Here is a system I built in my apartment. I don't have access to a woodshop right now so I decided to put together a system using PE cabinets. I reinfored the walls of the cabinet with extra braces made of square 1/2"X1/2" hardwood strips, a lot of them!!! I usually flush mount all drivers but I just couldn't run a router in my living room. Driver compliment is as follows: RS225-RS100(2x)-Vifa D26NC55(2x)-Tang Band 13-1761S. I modifed the D26NC55 by gluing the dome housing to the heatsink/magnet structure, then I removed the faceplate.
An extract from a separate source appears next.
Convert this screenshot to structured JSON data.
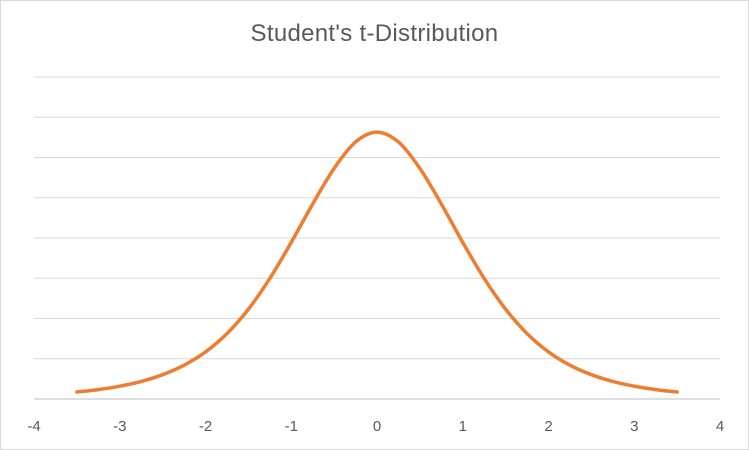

The TB 13-1761S is also modified by removing the phase plug and trimming the lip that holds the phase plug in place flush with the dome surround. The off axis dipersion is much better without the phase plug, however this creates a peak that must be corrected in the frequecy response. It is a 4 way active system using a pair of Echo Audiofire 8 sound cards, ART Teknika Console, Thuneau Frequency Allocator, Voxengo Delay, and Voxengo Pristine (room correction). All XO slopes are 4th order acoustic filters at 350, 1700, and 7K. The XO was developed using LinearX LMS and ARTA. Here are some pics and an FR graph. Unfortunately I don't have the off axis graphs for these speakers (I screwed up and deleted them), which are outstanding. The front wall is empty because I have a video projector, a screen is going up soon...

I downloaded the Room EQ Wizard (looks pretty sweet) and I am going to test it to see how it fairs against the Juice HiFi Audiolense.





































Cheers,

Rob


----------



## Anthony (Oct 5, 2006)

Nice work! Those look great and a great FR to boot!


----------



## Digisan (May 17, 2009)

Anthony said:


> Nice work! Those look great and a great FR to boot!



Thanks Anthony,

I didn't show it but the L+R channels are matched to +/-.25 dB.

Here is a snapshoot of my PCXO Console setup:










Rob


----------



## jeremy7 (Feb 7, 2008)

very cool looking speaker layout on the front baffle


----------